Summary: | 碩士 === 國立陽明大學 === 公共衛生研究所 === 96 === Objective: To explore the knowledge and attitudes toward second hand smoke (SHS) hazards, and their support of smoke-free policy among restaurant owners and managers in Ulaanbaatar, Mongolia.
Background: The exposure to SHS is one of major health hazards among employees at workplaces. The employees and customers are at high risk of exposure to SHS at restaurants in the absence of a clear smoke-free policy. Recent scientific evidence showed that smoke-free policy is the most effective way to protect people from SHS. It is essential to assess the attitude among restaurant owners and managers to understand their reasons for or against smoke-free policy before its implementation in Ulaanbaatar.
Method: A cross-sectional survey in 475 restaurants in Ulaanbaatar was carried out. Research instruments included a self-developed questionnaire and an observation chart. The questionnaire enquired about demographic data (age, gender, education, income, health status), personal smoking status (smoking behaviors and tobacco use), working conditions (working environment and work hour), the presence of SHS at restaurants, knowledge, attitudes and practice of exposure to SHS and smoke-free policy at restaurants, and current smoking ban or restrictions at the restaurant. The owners (managers or senior leaders if owners are not available) would be invited to answer an anonymous questionnaire with face to face interview, which was randomly selected by stratified cluster sampling. Data analysis were run by the SPSS version 15.0 software utilizing in descriptive analysis and multiple logistic regression.
Results: The majority knew that SHS causes adverse effects on health and mined SHS exposure. 87.4% participants supported government to implement smoke-free policy. Currently only 24.2% restaurants are smoke-free. In terms of air quality at restaurants, the majority thought it is good. More than half of interviewees thought that business will not be affected, while 38.5% thought business would decline if smoke-free policy were implemented; 41.8% believed that customers who smoke would not come to restaurants if it is 100% smoke-free.

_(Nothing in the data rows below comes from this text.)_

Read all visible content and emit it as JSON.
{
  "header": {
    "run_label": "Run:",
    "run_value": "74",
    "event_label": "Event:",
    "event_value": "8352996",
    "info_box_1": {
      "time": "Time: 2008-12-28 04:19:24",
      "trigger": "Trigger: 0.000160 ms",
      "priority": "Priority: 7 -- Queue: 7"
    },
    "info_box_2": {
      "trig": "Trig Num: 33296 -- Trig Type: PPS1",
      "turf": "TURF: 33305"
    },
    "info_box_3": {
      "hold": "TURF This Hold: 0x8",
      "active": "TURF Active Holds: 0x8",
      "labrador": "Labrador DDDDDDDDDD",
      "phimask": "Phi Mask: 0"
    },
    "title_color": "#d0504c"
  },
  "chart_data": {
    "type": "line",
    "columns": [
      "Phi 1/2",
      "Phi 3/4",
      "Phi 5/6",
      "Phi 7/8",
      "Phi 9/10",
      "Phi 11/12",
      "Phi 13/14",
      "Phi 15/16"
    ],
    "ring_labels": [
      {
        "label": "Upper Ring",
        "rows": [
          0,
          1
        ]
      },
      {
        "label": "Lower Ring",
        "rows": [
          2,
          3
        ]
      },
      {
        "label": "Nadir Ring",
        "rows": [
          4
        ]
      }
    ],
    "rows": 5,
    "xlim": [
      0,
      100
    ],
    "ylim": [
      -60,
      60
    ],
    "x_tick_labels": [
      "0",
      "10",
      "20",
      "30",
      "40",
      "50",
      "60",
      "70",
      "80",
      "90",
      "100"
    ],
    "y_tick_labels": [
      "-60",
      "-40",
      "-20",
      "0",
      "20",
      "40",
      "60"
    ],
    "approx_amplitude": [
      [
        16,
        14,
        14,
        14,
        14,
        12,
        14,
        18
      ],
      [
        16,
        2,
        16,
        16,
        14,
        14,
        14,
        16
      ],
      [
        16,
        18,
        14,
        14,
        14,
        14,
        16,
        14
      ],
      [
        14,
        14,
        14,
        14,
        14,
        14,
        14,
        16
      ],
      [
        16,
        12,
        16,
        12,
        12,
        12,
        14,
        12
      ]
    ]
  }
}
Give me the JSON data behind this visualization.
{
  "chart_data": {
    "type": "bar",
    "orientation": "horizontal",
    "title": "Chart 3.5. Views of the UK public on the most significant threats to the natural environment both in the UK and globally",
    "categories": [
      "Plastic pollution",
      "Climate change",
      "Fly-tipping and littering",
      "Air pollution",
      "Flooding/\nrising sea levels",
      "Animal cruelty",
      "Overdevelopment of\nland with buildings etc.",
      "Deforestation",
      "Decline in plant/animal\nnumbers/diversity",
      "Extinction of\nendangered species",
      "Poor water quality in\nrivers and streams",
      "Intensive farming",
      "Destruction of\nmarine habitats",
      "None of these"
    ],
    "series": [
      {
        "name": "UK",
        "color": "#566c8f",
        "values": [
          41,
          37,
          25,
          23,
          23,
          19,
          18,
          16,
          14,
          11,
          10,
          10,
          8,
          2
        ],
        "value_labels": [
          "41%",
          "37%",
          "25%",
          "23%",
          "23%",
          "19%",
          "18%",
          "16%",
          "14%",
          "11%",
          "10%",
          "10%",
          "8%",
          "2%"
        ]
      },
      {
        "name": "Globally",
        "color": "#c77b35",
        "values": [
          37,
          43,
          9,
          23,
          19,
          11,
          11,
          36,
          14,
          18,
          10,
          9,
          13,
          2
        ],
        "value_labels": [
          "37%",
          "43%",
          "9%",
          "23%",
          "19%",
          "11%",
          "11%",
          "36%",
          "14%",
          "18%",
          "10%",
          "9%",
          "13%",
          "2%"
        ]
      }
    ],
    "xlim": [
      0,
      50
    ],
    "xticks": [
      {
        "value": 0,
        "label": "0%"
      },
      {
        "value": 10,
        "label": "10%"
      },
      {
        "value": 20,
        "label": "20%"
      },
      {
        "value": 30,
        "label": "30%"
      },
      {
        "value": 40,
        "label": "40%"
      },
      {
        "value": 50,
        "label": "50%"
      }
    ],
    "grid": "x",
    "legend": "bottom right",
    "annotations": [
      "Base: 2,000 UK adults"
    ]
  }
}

In univarate analysis, sex, age, smoking history, education, job title, serving alcohol, having menu in foreign languages, and concerned about losing business are significantly associated with support for voluntary implementation of smoke-free policy in the restaurants. In multivariate analysis adjusted for the above variables, some restaurant characteritics, including serving alcohol (OR: 0.25, 95% C.I.:0.12-0.51), having menu in foreigner languages (OR: 0.57, 95% C.I.:0.34-0.96), and concerns about business decline (OR: 0.48, 95% C.I.:0.29-0.79) are negatively associated with support for a volunatary ban in the restaurants.
On the other hand, support for the government to implement smoke-free policy among all the restraurants was associated with a different set of variables, including age, education, job title, smoking status and concerns for business in univariate analysis. In multivariate analysis adjusted for personal factors and restaurant characteristics, male owners and mangers (OR 0.5, 95% C.I. 0.26-0.94) and restaurants serving alcohol (OR 0.25, 95% C.I. 0.10-0.65) are less likely to support government’s smoke-free policy.
Conclusion: This survey showed that restaurant owners and managers had high level of awareness of health hazards of SHS, and positive attitudes toward anti-SHS policies. However, only limited number of restaurants implemented smoke-free policy. The study conclud that with strong support from the public, it is time for Mongolian government to enact and implement smoke-free policy.